Tropical Storm Ian, which formed late Friday over the central Caribbean Sea, could threaten Florida as a major hurricane early next week after cutting across western Cuba, forecasters said.
The National Hurricane Center said that residents of South Florida and the Florida Keys should prepare hurricane supplies by sunset on Monday. The storm could hit the peninsula as a Category 3 hurricane or higher, it said.
The storm was about 345 miles southeast of Jamaica’s capital, Kingston, at 2 a.m. Eastern on Saturday. It was headed west at 13 miles per hour and carried maximum winds of 40 m.p.h., the Hurricane Center said.
Ian was expected to move across the central Caribbean Sea on Saturday, then pass southwest of Jamaica and near or over the Cayman Islands on Sunday before approaching western Cuba on Monday. South Florida and the Florida Keys could see heavy rain as early as Monday, according to the center, and limited flooding was possible.
On Friday, Gov. Ron DeSantis of Florida declared a state of emergency for 24 counties ahead of the storm, including Broward, Miami-Dade and Palm Beach. Under the order, money would be freed up for protective measures and the National Guard would be activated, Mr. DeSantis said.
“This storm has the potential to strengthen into a major hurricane, and we encourage all Floridians to make their preparations,” he said in a statement.
Ian is expected to generate two to four inches of rain in parts of Haiti and the Dominican Republic, four to eight inches in Jamaica and the Cayman Islands, and six to 10 inches in western and central Cuba, the center said.
The Cayman Islands issued a hurricane watch on Friday, and Jamaica issued a tropical storm watch.
Ian is the ninth named storm of the 2022 Atlantic hurricane season. A storm is given a name after it reaches wind speeds of at least 39 m.p.h.
Fiona, which formed on Sept. 15, strengthened into a major hurricane before being downgraded late Friday to a post-tropical cyclone. It was expected to make landfall in eastern Canada before dawn on Saturday, after days of lashing Bermuda, Puerto Rico and the eastern Dominican Republic.
Tropical Storm Gaston, which formed on Tuesday, was forecast to move near or over the Azores in the North Atlantic on Saturday morning.
And Tropical Storm Hermine formed in the Eastern Atlantic on Friday and was expected to bring two to four inches of rain to the Canary Islands, causing flash flooding in some high-terrain areas, forecasters said.

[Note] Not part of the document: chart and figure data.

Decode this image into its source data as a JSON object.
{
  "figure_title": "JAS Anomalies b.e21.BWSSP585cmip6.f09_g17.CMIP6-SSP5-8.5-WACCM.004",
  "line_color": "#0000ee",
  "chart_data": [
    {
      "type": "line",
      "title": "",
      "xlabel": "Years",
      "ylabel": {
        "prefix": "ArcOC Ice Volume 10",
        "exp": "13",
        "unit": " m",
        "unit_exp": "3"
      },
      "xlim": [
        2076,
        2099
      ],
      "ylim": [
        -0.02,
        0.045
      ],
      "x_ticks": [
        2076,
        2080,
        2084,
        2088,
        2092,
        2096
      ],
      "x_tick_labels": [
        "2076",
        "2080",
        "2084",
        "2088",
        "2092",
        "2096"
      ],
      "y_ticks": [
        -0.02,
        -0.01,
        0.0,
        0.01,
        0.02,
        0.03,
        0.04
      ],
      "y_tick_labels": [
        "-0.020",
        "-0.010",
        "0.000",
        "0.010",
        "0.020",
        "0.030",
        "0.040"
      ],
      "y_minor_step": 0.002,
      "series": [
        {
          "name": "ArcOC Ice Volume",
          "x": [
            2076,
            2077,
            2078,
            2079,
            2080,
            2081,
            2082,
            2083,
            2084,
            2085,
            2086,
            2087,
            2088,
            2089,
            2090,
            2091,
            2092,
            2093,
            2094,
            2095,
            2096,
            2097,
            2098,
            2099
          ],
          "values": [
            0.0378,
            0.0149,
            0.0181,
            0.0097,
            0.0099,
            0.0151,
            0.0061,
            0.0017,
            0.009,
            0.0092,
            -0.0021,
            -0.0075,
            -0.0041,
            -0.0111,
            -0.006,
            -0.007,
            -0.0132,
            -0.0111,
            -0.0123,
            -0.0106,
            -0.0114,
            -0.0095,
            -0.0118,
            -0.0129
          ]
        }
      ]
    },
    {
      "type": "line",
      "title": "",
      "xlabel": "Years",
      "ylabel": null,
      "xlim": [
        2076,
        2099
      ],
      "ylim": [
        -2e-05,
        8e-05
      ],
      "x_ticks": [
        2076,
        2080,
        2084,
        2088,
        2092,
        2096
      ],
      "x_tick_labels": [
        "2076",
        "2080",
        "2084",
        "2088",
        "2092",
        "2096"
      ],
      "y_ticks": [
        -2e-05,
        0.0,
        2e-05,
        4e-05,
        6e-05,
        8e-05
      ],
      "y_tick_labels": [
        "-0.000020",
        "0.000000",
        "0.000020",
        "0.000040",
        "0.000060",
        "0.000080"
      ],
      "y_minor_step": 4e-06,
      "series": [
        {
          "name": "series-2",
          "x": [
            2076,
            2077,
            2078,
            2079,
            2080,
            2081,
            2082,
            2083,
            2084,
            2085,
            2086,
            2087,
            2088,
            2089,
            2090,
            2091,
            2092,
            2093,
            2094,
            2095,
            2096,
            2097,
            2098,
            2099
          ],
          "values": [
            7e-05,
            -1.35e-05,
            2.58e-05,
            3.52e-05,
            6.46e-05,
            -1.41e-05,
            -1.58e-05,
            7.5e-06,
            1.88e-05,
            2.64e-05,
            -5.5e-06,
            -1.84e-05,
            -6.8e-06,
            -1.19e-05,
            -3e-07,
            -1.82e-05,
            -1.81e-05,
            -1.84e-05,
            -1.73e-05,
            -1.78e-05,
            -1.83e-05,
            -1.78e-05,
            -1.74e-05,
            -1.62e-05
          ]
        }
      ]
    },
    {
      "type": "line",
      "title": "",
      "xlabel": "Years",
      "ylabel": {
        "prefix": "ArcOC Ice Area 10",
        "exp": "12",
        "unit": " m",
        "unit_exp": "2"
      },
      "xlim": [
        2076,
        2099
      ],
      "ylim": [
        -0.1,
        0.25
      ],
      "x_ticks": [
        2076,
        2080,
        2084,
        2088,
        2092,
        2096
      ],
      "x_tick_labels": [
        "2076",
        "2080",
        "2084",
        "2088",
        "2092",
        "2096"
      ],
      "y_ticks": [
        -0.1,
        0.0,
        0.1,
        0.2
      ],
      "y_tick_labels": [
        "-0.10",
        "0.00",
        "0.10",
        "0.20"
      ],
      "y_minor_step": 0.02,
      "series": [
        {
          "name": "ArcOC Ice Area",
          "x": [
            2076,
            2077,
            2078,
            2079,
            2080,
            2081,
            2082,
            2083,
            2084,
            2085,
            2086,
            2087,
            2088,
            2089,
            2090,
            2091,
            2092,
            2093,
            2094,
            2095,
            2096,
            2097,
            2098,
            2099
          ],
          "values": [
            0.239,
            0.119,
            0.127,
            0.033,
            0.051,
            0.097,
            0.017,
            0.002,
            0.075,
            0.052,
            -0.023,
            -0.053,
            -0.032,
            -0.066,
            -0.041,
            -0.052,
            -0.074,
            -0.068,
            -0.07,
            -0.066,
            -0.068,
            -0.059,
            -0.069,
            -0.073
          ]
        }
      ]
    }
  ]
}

The Atlantic hurricane season, which runs from June through November, had a relatively quiet start, with only three named storms before Sept. 1 and none during August, the first time that had happened since 1997. Storm activity picked up in early September with Danielle and Earl, which formed within a day of each other.
In early August, scientists at the National Oceanic and Atmospheric Administration issued an updated forecast for the rest of the season, which still called for an above-normal level of activity. In it, they predicted that the season — which runs through Nov. 30 — could see 14 to 20 named storms, with six to 10 turning into hurricanes with sustained winds of at least 74 m.p.h.
Three to five of those could strengthen into what NOAA calls major hurricanes — Category 3 or stronger — with winds of at least 111 m.p.h.
Last year, there were 21 named storms, after a record-breaking 30 in 2020. For the past two years, meteorologists have exhausted the list of names used to identify storms during the Atlantic hurricane season, an occurrence that has happened only one other time, in 2005.
The links between hurricanes and climate change have become clearer with each passing year. Data shows that hurricanes have become stronger worldwide during the past four decades. A warming planet can expect stronger hurricanes over time and a higher incidence of the most powerful storms, though the overall number of storms could drop because factors like stronger wind shear could keep weaker storms from forming.
Hurricanes are also becoming wetter because of increased water vapor in the warmer atmosphere; scientists have suggested storms like Hurricane Harvey in 2017 produced far more rain than they would have without the human effects on climate. Also, rising sea levels are contributing to higher storm surge — the most destructive element of tropical cyclones.